In a restaurant one can surreptitiously remove a shoe and sock, reach over, and keep her in almost continuous orgasm with all four hands fully in view on the table top and no sign of contact – a party trick which rates as really advanced sex ... She has less scope, but can learn to masturbate him with her two big toes.
Thrust your way to immortality
Mawangdui medical manuscripts (200–300
BC
)
The ideal 100 thrusts
At the tenth thrust without coming, eyes and ears are perceptive and bright
At the twentieth, the voice has beauty and clarity
At the thirtieth, the skin glows
At the fortieth, spine and upper side become strong
At the fiftieth, your buttocks become muscular
At the sixtieth, your life force passes freely through you
At the seventieth, your entire life is without calamity
At the eightieth, you have a long life
At the ninetieth, you achieve spiritual enlightenment
At the hundredth your body enters the realm of immortality
How to thrust – the ‘ten refinements’
Mawangdui medical manuscripts (200–300
BC
)
1 Go up
2 Go down
3 Go to the left
4 Go to the right
5 Thrust rapidly
6 Thrust slowly
7 Thrust rarely
8 Thrust frequently
9 Enter shallowly
10 Enter deeply
Fetishes: what’s normal (and what’s not)?
Havelock Ellis,
Psychology of Sex: a manual for students
(1933)
Normal:
Hands, feet, breasts, buttocks, hair, secretions and excretions, odours.
Gloves, shoes, stockings and garters, aprons, handkerchiefs, underlinen.

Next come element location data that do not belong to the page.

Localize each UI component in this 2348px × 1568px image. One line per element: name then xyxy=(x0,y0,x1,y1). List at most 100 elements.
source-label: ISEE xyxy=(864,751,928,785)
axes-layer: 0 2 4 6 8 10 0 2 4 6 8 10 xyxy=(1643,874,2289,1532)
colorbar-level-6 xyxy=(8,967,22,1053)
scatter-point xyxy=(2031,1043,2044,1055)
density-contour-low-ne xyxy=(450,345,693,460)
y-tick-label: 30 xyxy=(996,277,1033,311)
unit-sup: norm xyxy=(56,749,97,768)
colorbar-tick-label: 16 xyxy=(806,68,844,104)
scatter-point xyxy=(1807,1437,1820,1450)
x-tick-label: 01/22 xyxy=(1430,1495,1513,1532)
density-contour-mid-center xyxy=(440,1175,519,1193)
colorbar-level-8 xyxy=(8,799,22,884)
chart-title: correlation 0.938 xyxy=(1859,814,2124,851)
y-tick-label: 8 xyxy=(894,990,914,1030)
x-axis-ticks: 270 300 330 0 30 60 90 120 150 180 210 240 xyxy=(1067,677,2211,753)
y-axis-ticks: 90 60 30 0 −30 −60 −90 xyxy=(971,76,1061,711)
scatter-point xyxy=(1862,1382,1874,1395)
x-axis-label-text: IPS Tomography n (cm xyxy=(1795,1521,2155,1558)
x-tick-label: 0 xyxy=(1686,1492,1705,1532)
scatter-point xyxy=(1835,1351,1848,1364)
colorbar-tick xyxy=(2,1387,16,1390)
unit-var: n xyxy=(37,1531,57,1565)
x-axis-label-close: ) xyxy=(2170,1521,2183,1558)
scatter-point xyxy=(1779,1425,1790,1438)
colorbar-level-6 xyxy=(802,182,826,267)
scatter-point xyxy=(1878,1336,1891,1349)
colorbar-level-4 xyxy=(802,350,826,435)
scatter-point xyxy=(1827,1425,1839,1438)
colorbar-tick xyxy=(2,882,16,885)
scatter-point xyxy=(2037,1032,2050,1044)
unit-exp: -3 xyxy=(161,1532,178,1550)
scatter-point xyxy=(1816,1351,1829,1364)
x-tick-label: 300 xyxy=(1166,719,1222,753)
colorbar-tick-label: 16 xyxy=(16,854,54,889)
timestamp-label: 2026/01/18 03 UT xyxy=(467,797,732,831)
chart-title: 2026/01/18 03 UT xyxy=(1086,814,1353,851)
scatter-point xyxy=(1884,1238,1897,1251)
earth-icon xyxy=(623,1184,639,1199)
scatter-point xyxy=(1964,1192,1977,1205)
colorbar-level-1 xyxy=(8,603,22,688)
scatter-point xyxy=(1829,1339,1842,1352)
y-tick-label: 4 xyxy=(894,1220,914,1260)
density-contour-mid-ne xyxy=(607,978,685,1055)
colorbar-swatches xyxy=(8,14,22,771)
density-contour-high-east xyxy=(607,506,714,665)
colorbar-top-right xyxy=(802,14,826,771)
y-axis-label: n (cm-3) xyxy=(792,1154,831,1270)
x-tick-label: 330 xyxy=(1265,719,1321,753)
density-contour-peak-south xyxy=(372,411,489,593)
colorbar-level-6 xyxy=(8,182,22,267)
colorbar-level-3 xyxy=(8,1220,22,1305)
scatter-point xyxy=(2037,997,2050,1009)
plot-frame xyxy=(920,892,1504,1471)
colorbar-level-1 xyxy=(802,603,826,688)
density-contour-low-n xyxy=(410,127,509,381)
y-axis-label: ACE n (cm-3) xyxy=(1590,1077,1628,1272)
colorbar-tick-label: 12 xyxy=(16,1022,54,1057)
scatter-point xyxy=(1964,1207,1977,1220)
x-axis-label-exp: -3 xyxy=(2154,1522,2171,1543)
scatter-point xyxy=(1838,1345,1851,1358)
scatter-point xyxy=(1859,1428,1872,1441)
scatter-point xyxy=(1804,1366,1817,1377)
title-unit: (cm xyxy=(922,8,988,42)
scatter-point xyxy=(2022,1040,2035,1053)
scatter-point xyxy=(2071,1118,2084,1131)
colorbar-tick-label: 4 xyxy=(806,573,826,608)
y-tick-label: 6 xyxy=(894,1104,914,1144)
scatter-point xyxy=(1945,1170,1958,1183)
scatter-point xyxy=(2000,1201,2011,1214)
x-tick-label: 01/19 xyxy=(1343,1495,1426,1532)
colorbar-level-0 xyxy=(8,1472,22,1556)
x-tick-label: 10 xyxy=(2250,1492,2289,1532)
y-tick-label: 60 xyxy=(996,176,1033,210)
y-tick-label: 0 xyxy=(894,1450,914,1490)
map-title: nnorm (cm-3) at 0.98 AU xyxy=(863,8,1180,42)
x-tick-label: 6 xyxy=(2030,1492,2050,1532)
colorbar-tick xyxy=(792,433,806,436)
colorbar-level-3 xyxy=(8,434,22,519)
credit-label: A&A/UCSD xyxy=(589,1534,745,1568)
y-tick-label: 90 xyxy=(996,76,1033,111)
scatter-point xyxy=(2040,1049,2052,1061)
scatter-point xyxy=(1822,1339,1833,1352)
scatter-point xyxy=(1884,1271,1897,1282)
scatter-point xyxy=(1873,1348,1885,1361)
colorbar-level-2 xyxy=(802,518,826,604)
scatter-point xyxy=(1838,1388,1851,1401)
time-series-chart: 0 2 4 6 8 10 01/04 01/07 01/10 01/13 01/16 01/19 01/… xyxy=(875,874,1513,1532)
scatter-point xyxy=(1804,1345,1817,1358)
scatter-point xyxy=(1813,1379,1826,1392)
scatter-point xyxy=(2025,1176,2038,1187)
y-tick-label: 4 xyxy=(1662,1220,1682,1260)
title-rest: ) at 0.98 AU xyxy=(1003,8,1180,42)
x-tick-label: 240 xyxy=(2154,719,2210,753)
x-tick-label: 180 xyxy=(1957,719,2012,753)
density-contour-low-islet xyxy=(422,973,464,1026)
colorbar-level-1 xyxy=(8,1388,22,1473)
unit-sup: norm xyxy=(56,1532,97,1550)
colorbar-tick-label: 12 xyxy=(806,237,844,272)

Statues.
Abnormal:
Lameness, squinting, smallpox scars, children, elderly people, corpses and excitement caused by animals. Whipping, cruelty, exhibitionism, mutilation and murder. Watching people climb, swing, urinate or defecate.
Weird wet dreams
Artemidoros of Daldis,
The Classification of Dreams
(Greece,
AD
2)
Normal
Intercourse of a man with his wife or mistress; with prostitutes; with a woman whom the male dreamer does not know; with his male or female slave; with a woman known to him and well-acquainted with him. Intercourse between a richer man and a poorer man, or an older man and a younger man. A female dreamer having sex with a man she knows.
Abnormal
Incest. Sexual relations between male friends.
Unnatural
Masturbation, kissing one’s own penis, practising fellatio on oneself, a woman having sex with another woman, sexual intercourse with a female or male deity, intercourse with corpses or animals.